According to the statement, the Act neither taxes money held in bank accounts nor imposes a levy on transfers for the purchase of building materials. It also does not introduce any new 25 percent construction or business cost tax.
Instead, the committee said the law contains provisions specifically designed to lower housing costs, stimulate real estate development and provide relief to tenants and small contractors.
Housing and Construction Incentives
Among the key provisions highlighted is the exemption of land, buildings and rent from Value Added Tax under Section 185(l) of the Act. Contractors are also allowed to recover input VAT on assets and overhead costs, a move expected to reduce overall construction expenses.
The Act further introduces a reduced two percent withholding tax rate on construction contracts, aimed at improving developers’ cash flow. Mortgage interest on owner-occupied residential buildings is now tax-deductible, while property owners can deduct legitimate rental expenses such as repairs, insurance and agency fees.
Relief for Renters
For tenants, the law provides rent relief of up to ₦500,000, representing 20 percent of annual rent, to ease pressure on low- and middle-income earners. Lease agreements valued below ₦10 million annually are exempt from stamp duty, while rent itself is VAT-free.
Investor and Manufacturing Incentives
The Act also exempts individuals from Capital Gains Tax on the disposal of a dwelling house and provides tax incentives for Real Estate Investment Trusts that distribute at least 75 percent of their income.
Manufacturers of building materials such as iron, steel and domestic appliances qualify for tax exemptions of up to 10 years under the economic development incentive scheme. In addition, there is scope for reducing Companies Income Tax for large businesses from 30 percent to 25 percent.
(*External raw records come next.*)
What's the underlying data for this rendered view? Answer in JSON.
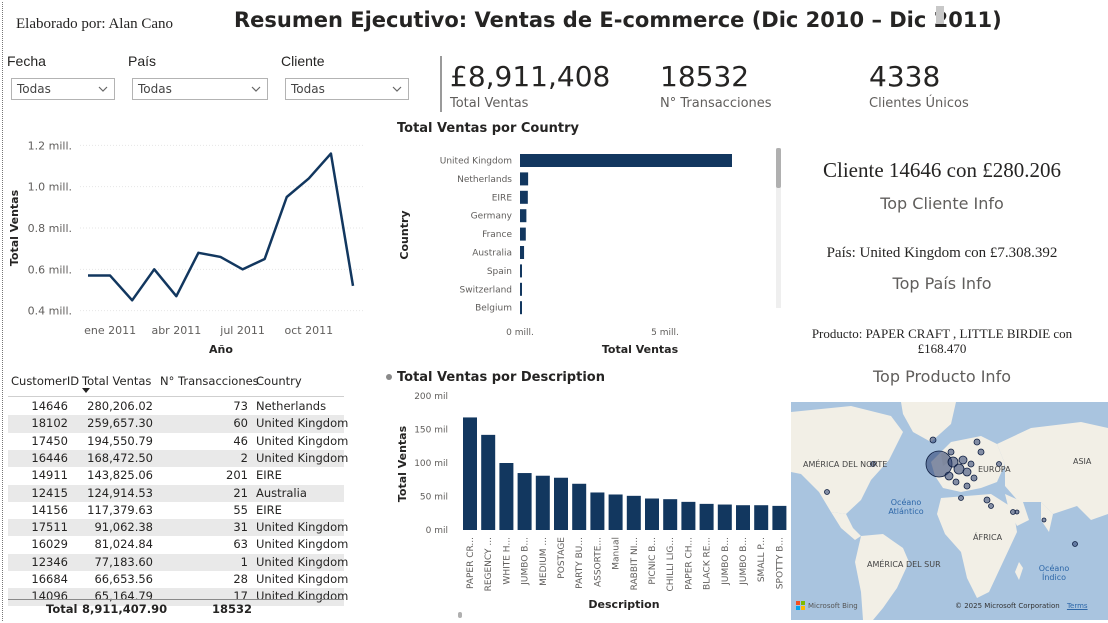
{
  "header": {
    "author": "Elaborado por: Alan Cano",
    "title": "Resumen Ejecutivo: Ventas de E-commerce (Dic 2010 – Dic 2011)"
  },
  "slicers": [
    {
      "label": "Fecha",
      "value": "Todas"
    },
    {
      "label": "País",
      "value": "Todas"
    },
    {
      "label": "Cliente",
      "value": "Todas"
    }
  ],
  "kpis": [
    {
      "value": "£8,911,408",
      "label": "Total Ventas"
    },
    {
      "value": "18532",
      "label": "N° Transacciones"
    },
    {
      "value": "4338",
      "label": "Clientes Únicos"
    }
  ],
  "line_chart": {
    "ylabel": "Total Ventas",
    "xlabel": "Año",
    "y_ticks": [
      "1.2 mill.",
      "1.0 mill.",
      "0.8 mill.",
      "0.6 mill.",
      "0.4 mill."
    ],
    "x_ticks": [
      "ene 2011",
      "abr 2011",
      "jul 2011",
      "oct 2011"
    ]
  },
  "country_chart": {
    "title": "Total Ventas por Country",
    "ylabel": "Country",
    "xlabel": "Total Ventas",
    "x_ticks": [
      "0 mill.",
      "5 mill."
    ]
  },
  "desc_chart": {
    "title": "Total Ventas por Description",
    "ylabel": "Total Ventas",
    "xlabel": "Description",
    "y_ticks": [
      "200 mil",
      "150 mil",
      "100 mil",
      "50 mil",
      "0 mil"
    ]
  },
  "table": {
    "headers": [
      "CustomerID",
      "Total Ventas",
      "N° Transacciones",
      "Country"
    ],
    "rows": [
      [
        "14646",
        "280,206.02",
        "73",
        "Netherlands"
      ],
      [
        "18102",
        "259,657.30",
        "60",
        "United Kingdom"
      ],
      [
        "17450",
        "194,550.79",
        "46",
        "United Kingdom"
      ],
      [
        "16446",
        "168,472.50",
        "2",
        "United Kingdom"
      ],
      [
        "14911",
        "143,825.06",
        "201",
        "EIRE"
      ],
      [
        "12415",
        "124,914.53",
        "21",
        "Australia"
      ],
      [
        "14156",
        "117,379.63",
        "55",
        "EIRE"
      ],
      [
        "17511",
        "91,062.38",
        "31",
        "United Kingdom"
      ],
      [
        "16029",
        "81,024.84",
        "63",
        "United Kingdom"
      ],
      [
        "12346",
        "77,183.60",
        "1",
        "United Kingdom"
      ],
      [
        "16684",
        "66,653.56",
        "28",
        "United Kingdom"
      ],
      [
        "14096",
        "65,164.79",
        "17",
        "United Kingdom"
      ]
    ],
    "total": {
      "label": "Total",
      "ventas": "8,911,407.90",
      "transacciones": "18532"
    }
  },
  "info": {
    "top_cliente_value": "Cliente 14646 con £280.206",
    "top_cliente_label": "Top Cliente Info",
    "top_pais_value": "País: United Kingdom con £7.308.392",
    "top_pais_label": "Top País Info",
    "top_producto_value": "Producto: PAPER CRAFT , LITTLE BIRDIE con £168.470",
    "top_producto_label": "Top Producto Info"
  },
  "map": {
    "labels": {
      "na": "AMÉRICA DEL NORTE",
      "eu": "EUROPA",
      "asia": "ASIA",
      "atl": "Océano Atlántico",
      "af": "ÁFRICA",
      "sa": "AMÉRICA DEL SUR",
      "ind": "Océano Índico"
    },
    "bing": "Microsoft Bing",
    "copyright": "© 2025 Microsoft Corporation",
    "terms": "Terms"
  },
  "chart_data": [
    {
      "type": "line",
      "title": "",
      "x": [
        "dic 2010",
        "ene 2011",
        "feb 2011",
        "mar 2011",
        "abr 2011",
        "may 2011",
        "jun 2011",
        "jul 2011",
        "ago 2011",
        "sep 2011",
        "oct 2011",
        "nov 2011",
        "dic 2011"
      ],
      "values": [
        0.57,
        0.57,
        0.45,
        0.6,
        0.47,
        0.68,
        0.66,
        0.6,
        0.65,
        0.95,
        1.04,
        1.16,
        0.52
      ],
      "ylim": [
        0.35,
        1.25
      ],
      "xlabel": "Año",
      "ylabel": "Total Ventas",
      "color": "#12375f"
    },
    {
      "type": "bar",
      "orientation": "horizontal",
      "title": "Total Ventas por Country",
      "categories": [
        "United Kingdom",
        "Netherlands",
        "EIRE",
        "Germany",
        "France",
        "Australia",
        "Spain",
        "Switzerland",
        "Belgium"
      ],
      "values": [
        7.31,
        0.28,
        0.27,
        0.22,
        0.2,
        0.14,
        0.06,
        0.05,
        0.04
      ],
      "xlim": [
        0,
        10
      ],
      "xlabel": "Total Ventas",
      "ylabel": "Country",
      "color": "#12375f"
    },
    {
      "type": "bar",
      "title": "Total Ventas por Description",
      "categories": [
        "PAPER CR...",
        "REGENCY ...",
        "WHITE H...",
        "JUMBO B...",
        "MEDIUM ...",
        "POSTAGE",
        "PARTY BU...",
        "ASSORTE...",
        "Manual",
        "RABBIT NI...",
        "PICNIC B...",
        "CHILLI LIG...",
        "PAPER CH...",
        "BLACK RE...",
        "JUMBO B...",
        "JUMBO B...",
        "SMALL P...",
        "SPOTTY B..."
      ],
      "values": [
        168,
        142,
        100,
        85,
        81,
        78,
        69,
        56,
        53,
        51,
        47,
        46,
        42,
        39,
        38,
        37,
        37,
        36
      ],
      "ylim": [
        0,
        200
      ],
      "xlabel": "Description",
      "ylabel": "Total Ventas",
      "color": "#12375f"
    }
  ]
}
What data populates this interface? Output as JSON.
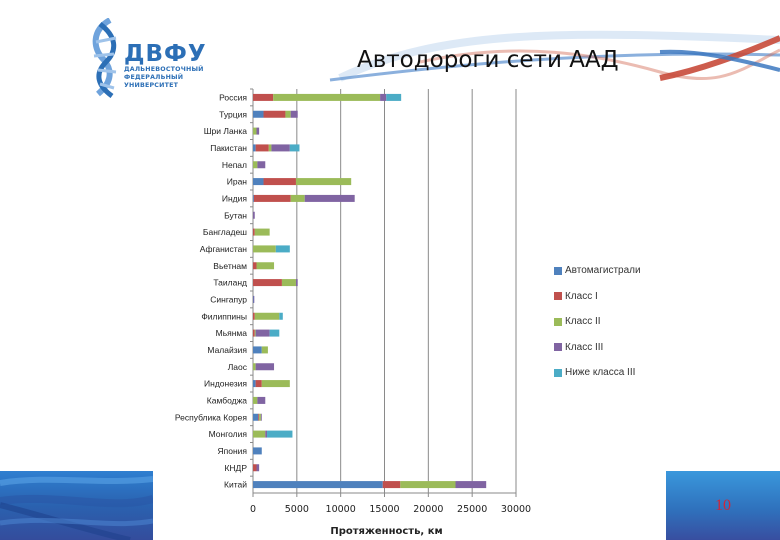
{
  "header": {
    "logo": {
      "abbr": "ДВФУ",
      "line1": "ДАЛЬНЕВОСТОЧНЫЙ",
      "line2": "ФЕДЕРАЛЬНЫЙ",
      "line3": "УНИВЕРСИТЕТ"
    },
    "title": "Автодороги сети ААД"
  },
  "footer": {
    "page_number": "10"
  },
  "colors": {
    "Автомагистрали": "#4f81bd",
    "Класс I": "#c0504d",
    "Класс II": "#9bbb59",
    "Класс III": "#8064a2",
    "Ниже класса III": "#4bacc6",
    "page_number": "#d0263a"
  },
  "chart_data": {
    "type": "bar",
    "orientation": "horizontal",
    "stacked": true,
    "title": "Автодороги сети ААД",
    "xlabel": "Протяженность, км",
    "ylabel": "",
    "xlim": [
      0,
      30000
    ],
    "xticks": [
      0,
      5000,
      10000,
      15000,
      20000,
      25000,
      30000
    ],
    "grid": "vertical major gridlines",
    "legend_position": "right",
    "categories": [
      "Россия",
      "Турция",
      "Шри Ланка",
      "Пакистан",
      "Непал",
      "Иран",
      "Индия",
      "Бутан",
      "Бангладеш",
      "Афганистан",
      "Вьетнам",
      "Таиланд",
      "Сингапур",
      "Филиппины",
      "Мьянма",
      "Малайзия",
      "Лаос",
      "Индонезия",
      "Камбоджа",
      "Республика Корея",
      "Монголия",
      "Япония",
      "КНДР",
      "Китай"
    ],
    "series": [
      {
        "name": "Автомагистрали",
        "values": [
          0,
          1200,
          0,
          300,
          0,
          1200,
          100,
          0,
          0,
          0,
          0,
          0,
          50,
          0,
          0,
          1000,
          0,
          300,
          0,
          600,
          0,
          1000,
          0,
          14800
        ]
      },
      {
        "name": "Класс I",
        "values": [
          2300,
          2500,
          0,
          1500,
          0,
          3700,
          4200,
          0,
          200,
          0,
          400,
          3300,
          0,
          200,
          200,
          0,
          0,
          700,
          0,
          100,
          0,
          0,
          400,
          2000
        ]
      },
      {
        "name": "Класс II",
        "values": [
          12200,
          600,
          400,
          300,
          500,
          6300,
          1600,
          0,
          1700,
          2600,
          2000,
          1600,
          0,
          2800,
          100,
          700,
          300,
          3200,
          500,
          200,
          1400,
          0,
          0,
          6300
        ]
      },
      {
        "name": "Класс III",
        "values": [
          700,
          800,
          300,
          2100,
          900,
          0,
          5700,
          200,
          0,
          0,
          0,
          200,
          100,
          0,
          1600,
          0,
          2100,
          0,
          900,
          100,
          200,
          0,
          300,
          3500
        ]
      },
      {
        "name": "Ниже класса III",
        "values": [
          1700,
          0,
          0,
          1100,
          0,
          0,
          0,
          0,
          0,
          1600,
          0,
          0,
          0,
          400,
          1100,
          0,
          0,
          0,
          0,
          0,
          2900,
          0,
          0,
          0
        ]
      }
    ]
  }
}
Small companies benefit from zero percent Companies Income Tax, exemption from VAT and no withholding tax deductions, while employer-provided accommodation is capped for tax purposes at 20 percent of an employee’s gross income.
The clarification comes amid growing political debate over the broader tax reform agenda, with opposition figures raising concerns about potential economic impacts.
However, the committee maintained that the reforms are structured to make housing more affordable, increase disposable income for renters and strengthen domestic manufacturing.
In its closing remarks, the panel urged Nigerians to verify claims against the actual text of the law.
“If anyone alleges a new 25 percent levy, the burden is simple — show us the clause,” it said.